Pulling Teenth

Readers sound off on Juneteenth.

Jun 6, 2007 at 4:00 am

News Real, May 16, 2007

Pro-Teenth: Until recently I was executive director of Juneteenth of Tampa Bay. With regard to Chad Garrison's "Bring Back Juneteenth!" Juneteenth is the oldest holiday in the U.S. commemorating freedom from legal slavery in America, and it was established by our African-ancestored Americans when they received word of the signing of the Emancipation Proclamation and the subsequent Thirteenth Amendment, which abolished slavery in the entire United States of America.

Why is it not a legal federal holiday? After all, this fundamentally changed the direction in which American civilized society was headed. What is civil about forcing captured people to use their creativity, labor and other resources to build an economy for the capturers? Why should I trust the decedents of the capturers to look out for my better interest and future development when they are continuing to utilize and benefit from the forced labor and economics generated from that stolen labor, without any regard to reconciling with me and my people with no attempt to repair the injury with reparations?

Let's be honest: The systems that govern America came from the enslavement of our African-ancestored Americans, and if we factor them out where would America be? Let's be fair and distribute taxpayers' dollars back to our diverse communities, and show the benefits of reconciliation and inspire future development. The all-European-ancestored organizations are not able to promote our legacy. We must do that in our own way. Neither are they in a position to determine and define what success is for our community. No one in this country is in a position to judge, because we all have fallen and come short of the glory.

Jeanie Blue, St. Petersburg, Florida

More history: It appears that Curtis Faulkner has discovered a way to line his own purse, using racism and taxpayers' money to do so. The reason Texas refused to underwrite a Juneteenth celebration is because Texans are not easily taken in by revisionist history.

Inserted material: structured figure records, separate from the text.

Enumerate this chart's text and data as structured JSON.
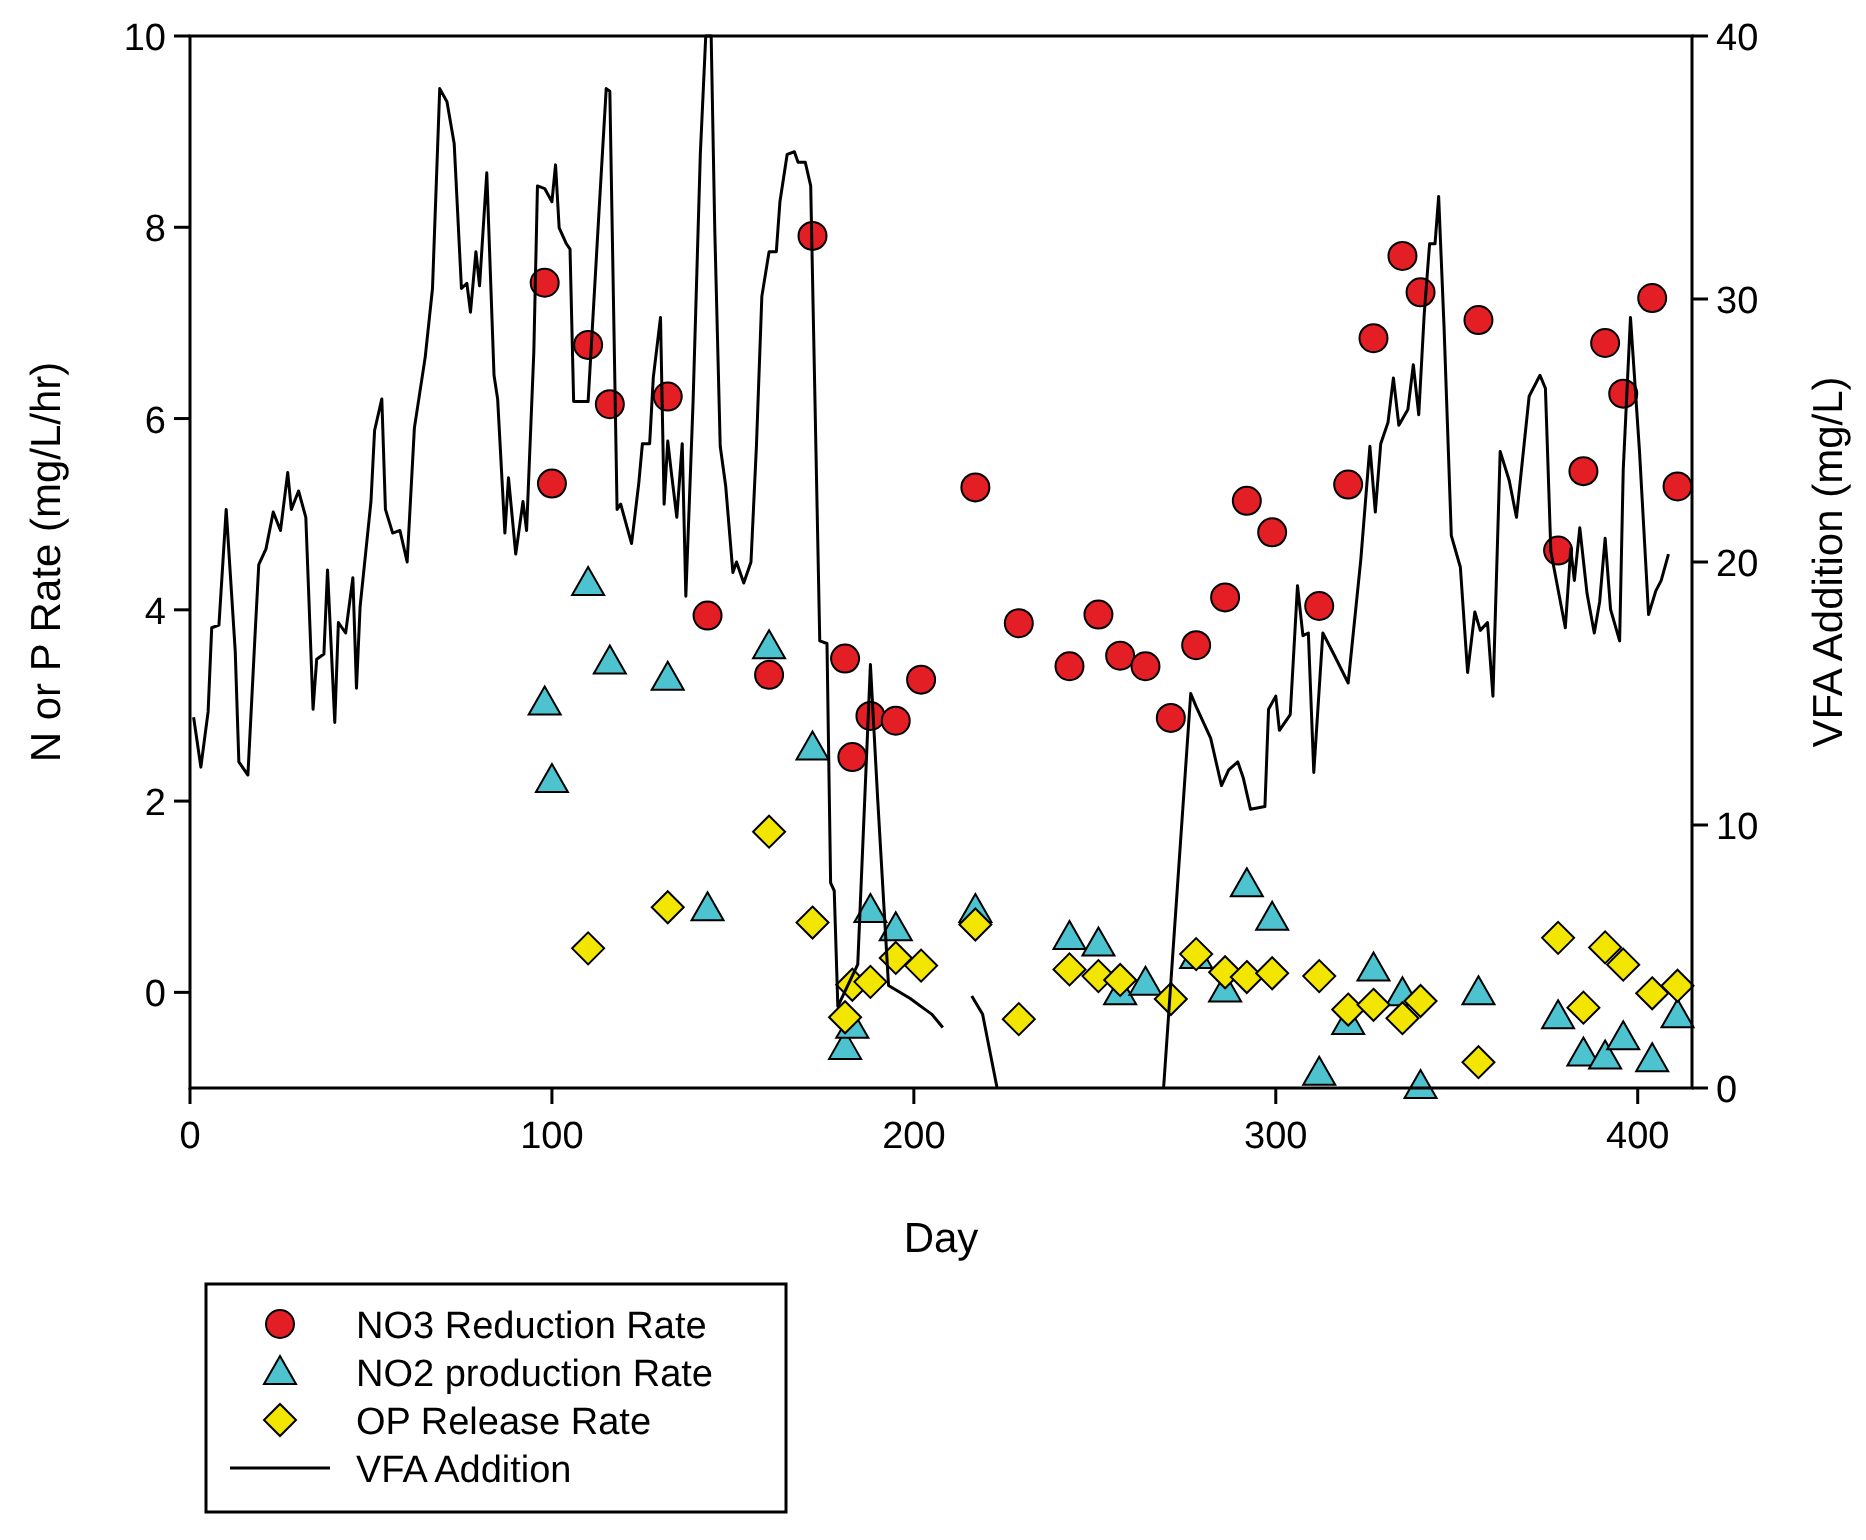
{
  "chart_data": {
    "type": "scatter",
    "xlabel": "Day",
    "ylabel": "N or P Rate (mg/L/hr)",
    "y2label": "VFA Addition (mg/L)",
    "xlim": [
      0,
      415
    ],
    "xticks": [
      0,
      100,
      200,
      300,
      400
    ],
    "ylim": [
      -1,
      10
    ],
    "yticks": [
      0,
      2,
      4,
      6,
      8,
      10
    ],
    "y2lim": [
      0,
      40
    ],
    "y2ticks": [
      0,
      10,
      20,
      30,
      40
    ],
    "grid": false,
    "legend": "bottom left",
    "series": [
      {
        "name": "NO3 Reduction Rate",
        "marker": "circle",
        "color": "#e31e24",
        "x": [
          98,
          100,
          110,
          116,
          132,
          143,
          160,
          172,
          181,
          183,
          188,
          195,
          202,
          217,
          229,
          243,
          251,
          257,
          264,
          271,
          278,
          286,
          292,
          299,
          312,
          320,
          327,
          335,
          340,
          356,
          378,
          385,
          391,
          396,
          404,
          411
        ],
        "values": [
          7.42,
          5.32,
          6.77,
          6.15,
          6.23,
          3.94,
          3.32,
          7.91,
          3.49,
          2.46,
          2.89,
          2.84,
          3.27,
          5.28,
          3.86,
          3.41,
          3.95,
          3.52,
          3.41,
          2.87,
          3.63,
          4.13,
          5.14,
          4.81,
          4.04,
          5.31,
          6.84,
          7.7,
          7.32,
          7.03,
          4.62,
          5.45,
          6.79,
          6.26,
          7.26,
          5.29
        ]
      },
      {
        "name": "NO2 production Rate",
        "marker": "triangle",
        "color": "#4dc3d0",
        "x": [
          98,
          100,
          110,
          116,
          132,
          143,
          160,
          172,
          181,
          183,
          188,
          195,
          217,
          243,
          251,
          257,
          264,
          278,
          286,
          292,
          299,
          312,
          320,
          327,
          335,
          340,
          356,
          378,
          385,
          391,
          396,
          404,
          411
        ],
        "values": [
          3.03,
          2.22,
          4.28,
          3.46,
          3.29,
          0.88,
          3.62,
          2.56,
          -0.57,
          -0.35,
          0.86,
          0.67,
          0.86,
          0.58,
          0.51,
          0.0,
          0.1,
          0.38,
          0.03,
          1.13,
          0.78,
          -0.84,
          -0.31,
          0.25,
          -0.01,
          -0.98,
          0.0,
          -0.25,
          -0.64,
          -0.67,
          -0.47,
          -0.7,
          -0.24
        ]
      },
      {
        "name": "OP Release Rate",
        "marker": "diamond",
        "color": "#f2e600",
        "x": [
          110,
          132,
          160,
          172,
          181,
          183,
          188,
          195,
          202,
          217,
          229,
          243,
          251,
          257,
          271,
          278,
          286,
          292,
          299,
          312,
          320,
          327,
          335,
          340,
          356,
          378,
          385,
          391,
          396,
          404,
          411
        ],
        "values": [
          0.46,
          0.89,
          1.68,
          0.73,
          -0.26,
          0.08,
          0.11,
          0.36,
          0.28,
          0.71,
          -0.28,
          0.24,
          0.17,
          0.13,
          -0.07,
          0.4,
          0.21,
          0.16,
          0.2,
          0.17,
          -0.18,
          -0.13,
          -0.27,
          -0.09,
          -0.73,
          0.57,
          -0.16,
          0.47,
          0.29,
          -0.01,
          0.07
        ]
      },
      {
        "name": "VFA Addition",
        "type": "line",
        "axis": "y2",
        "marker": "none",
        "line_style": "solid",
        "color": "#000000",
        "x": [
          1,
          3,
          5,
          6,
          8,
          10,
          12.5,
          13.5,
          16,
          18,
          19,
          21,
          23,
          25,
          27,
          28,
          30,
          32,
          34,
          35,
          37,
          38,
          40,
          41,
          43,
          45,
          46,
          47,
          50,
          51,
          53,
          54,
          56,
          58,
          60,
          62,
          65,
          67,
          69,
          71,
          73,
          75,
          76.5,
          77.5,
          79,
          80,
          82,
          84,
          85,
          87,
          88,
          90,
          92,
          93,
          95,
          96,
          98,
          100,
          101,
          102,
          104,
          105,
          106,
          110,
          113,
          115,
          116,
          118,
          119,
          122,
          124,
          125,
          127,
          128,
          130,
          131,
          132,
          133,
          134.5,
          136,
          137,
          139,
          141,
          142.5,
          144,
          145,
          146.5,
          148,
          150,
          151,
          153,
          155,
          156.5,
          158,
          160,
          162,
          163,
          165,
          167,
          168,
          170,
          171.5,
          174,
          176,
          177,
          178,
          179,
          184.5,
          188,
          190,
          193,
          199,
          203,
          205,
          208,
          212,
          216,
          219,
          223,
          245,
          269,
          276.5,
          278,
          282,
          285,
          287,
          289.5,
          291,
          293,
          297,
          298,
          300,
          301,
          304,
          306,
          307.5,
          309,
          310.5,
          313,
          316,
          320,
          323.5,
          326,
          327.5,
          329,
          331,
          332.5,
          334,
          336.5,
          338,
          339.5,
          341,
          342.5,
          344,
          345,
          346.5,
          348.5,
          351,
          353,
          355,
          356.5,
          358.5,
          360,
          362,
          364.5,
          366.5,
          370,
          373,
          374.5,
          376,
          380,
          381.5,
          382.5,
          384,
          386,
          388,
          389.5,
          391,
          392.5,
          395,
          396,
          398,
          400.5,
          403,
          405,
          406.5,
          408.5
        ],
        "values": [
          14.1,
          12.2,
          14.3,
          17.5,
          17.6,
          22.0,
          16.6,
          12.4,
          11.9,
          17.3,
          19.9,
          20.5,
          21.9,
          21.2,
          23.4,
          22.0,
          22.7,
          21.7,
          14.4,
          16.3,
          16.5,
          19.7,
          13.9,
          17.7,
          17.3,
          19.4,
          15.2,
          18.3,
          22.3,
          25.0,
          26.2,
          22.0,
          21.1,
          21.2,
          20.0,
          25.1,
          27.8,
          30.4,
          38.0,
          37.5,
          35.9,
          30.4,
          30.6,
          29.5,
          31.8,
          30.5,
          34.8,
          27.1,
          26.2,
          21.1,
          23.2,
          20.3,
          22.3,
          21.2,
          28.0,
          34.3,
          34.2,
          33.7,
          35.1,
          32.7,
          32.1,
          31.9,
          26.1,
          26.1,
          33.3,
          38.0,
          37.9,
          22.0,
          22.2,
          20.7,
          23.0,
          24.5,
          24.5,
          27.0,
          29.3,
          22.2,
          24.6,
          23.4,
          21.7,
          24.5,
          18.7,
          26.1,
          35.5,
          40.0,
          40.0,
          32.6,
          24.4,
          22.9,
          19.6,
          20.0,
          19.2,
          20.0,
          24.4,
          30.1,
          31.8,
          31.8,
          33.7,
          35.5,
          35.6,
          35.2,
          35.2,
          34.3,
          17.0,
          16.9,
          7.8,
          7.5,
          3.1,
          4.7,
          16.1,
          11.0,
          3.9,
          3.4,
          3.0,
          2.8,
          2.3,
          null,
          3.5,
          2.8,
          0,
          null,
          0,
          15.0,
          14.5,
          13.3,
          11.5,
          12.1,
          12.4,
          11.8,
          10.6,
          10.7,
          14.4,
          14.9,
          13.6,
          14.2,
          19.1,
          17.2,
          17.3,
          12.0,
          17.3,
          16.5,
          15.4,
          20.1,
          24.4,
          21.9,
          24.5,
          25.3,
          27.0,
          25.2,
          25.8,
          27.5,
          25.6,
          29.4,
          32.1,
          32.1,
          33.9,
          28.9,
          21.0,
          19.8,
          15.8,
          18.1,
          17.4,
          17.7,
          14.9,
          24.2,
          23.1,
          21.7,
          26.3,
          27.1,
          26.6,
          20.4,
          17.5,
          20.5,
          19.3,
          21.3,
          18.8,
          17.3,
          18.5,
          20.9,
          18.2,
          17.0,
          23.5,
          29.3,
          24.2,
          18.0,
          18.9,
          19.3,
          20.3
        ]
      }
    ]
  }
}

Little wonder that a handful of Texas slaves in 1865 had never heard of Lincoln's Emancipation Proclamation of two years earlier. Confederate Texas was not under Lincoln's legal jurisdiction. Emancipation did not occur until December 6, 1865, with the Thirteenth Amendment, when slavery ended in all of America, including the former Union slave states and in Washington, D.C., itself. The Texas "Juneteenth honoree" slaves were still enslaved when discovered by Union troops in June 1865, and remained so for six months thereafter — so what does Juneteenth have to do with it?

Lincoln's 1863 Emancipation Proclamation had not ended slavery at all. In fact, he did not intend for it to do so. It was a war effort with five purposes, of which he realized only one. Ending slavery was not one of the five. Fact is, but for Lincoln's untimely death and his radical surviving cabinet's seizing of the moment to create the Lincoln Myth, we ourselves to this day might never have heard of the Emancipation Proclamation of 1863. They had to dig it out, dust it off and give it a new meaning in 1865. Lincoln was probably rolling over in his casket before his funeral train reached Springfield.

Hey, it's a free country, Mr. F. Plan your own celebration, pay for its overhead costs just like anyone else would do, and if you can make a profit, good luck to you. That's what freedom is all about. Someone else paying for your overhead is what slavery was all about. Bob Arnold, St. Peters

Count Dennis out: I had never heard of Juneteenth. I never heard about the story of how these slaves from Texas weren't told of their freedom until two and a half years later.

As for the Juneteenth jazz festival: Have the festival, but I don't want my tax dollars going to it. Find business supporters or do a fundraiser to get it up and running. Tax dollars should be used to better our schools, the educational system, the zoo and places like the Science Center — not an event that costs $2 million and will only last a day or two.